Di antaranya juara dua tari kreasi, juara dua mendongeng, dan juara tiga pantomim.
Namun, sesuai petunjuk teknis FLS3N 2026, hanya peraih juara pertama yang berhak mewakili Kota Mataram ke tingkat provinsi.
Karena itu, tim musik tradisional SMPN 15 Mataram kini menjadi fokus utama pembinaan sekolah.
Sri menuturkan, persiapan intensif terus dilakukan melalui latihan rutin bersama pelatih ekstrakurikuler internal sekolah.
Evaluasi dari dewan juri pada lomba sebelumnya juga menjadi bahan pembenahan penting bagi tim musik tradisional SMPN 15 Mataram.
Menurut Sri, secara umum penguasaan alat musik dan tema penampilan sudah dinilai sangat baik.
Namun, masih ada beberapa detail yang harus disempurnakan, terutama pada aspek gerakan dan ekspresi pemain di atas panggung.
Baca Juga: 7.336 Anak Lombok Barat Tidak Sekolah, Dikbud Gerakkan Satu Guru Bina Satu ATS
“Gerakan dan ekspresi menjadi catatan juri.
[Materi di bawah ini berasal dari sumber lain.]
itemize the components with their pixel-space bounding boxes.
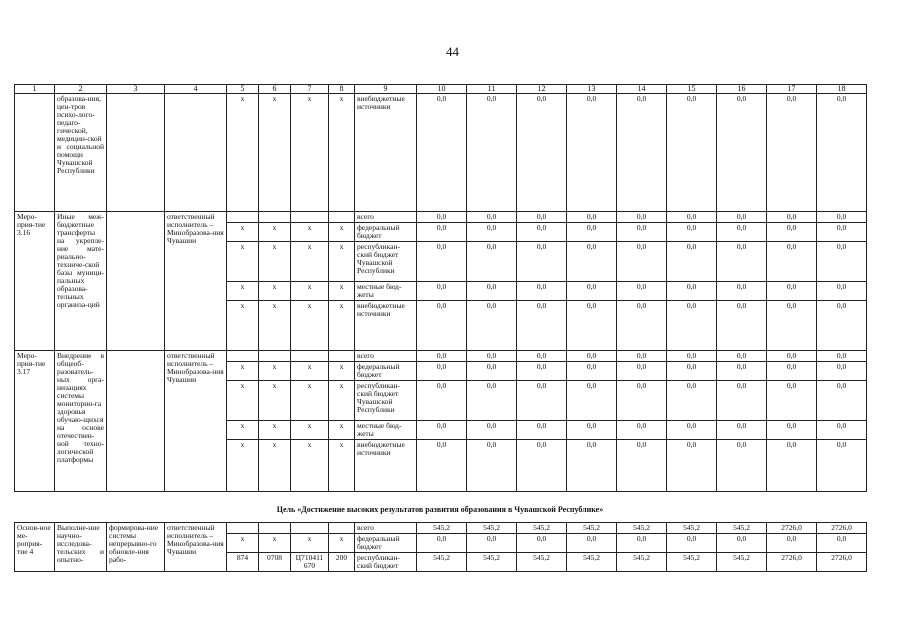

Itu yang sekarang terus kami tingkatkan agar penampilan anak-anak semakin maksimal,” katanya.
Optimisme SMPN 15 Mataram untuk menembus tingkat nasional bukan tanpa alasan.
Pada FLS3N tahun lalu, tim musik tradisional SMPN 15 Mataram berhasil masuk 10 besar nasional. Sayangnya, saat itu hanya enam besar yang berhak tampil di Jakarta.
“Tahun lalu sudah masuk 10 besar nasional, tapi yang diambil ke Jakarta itu enam besar. Kami belum bisa masuk enam besar saat itu,” tutur Sri.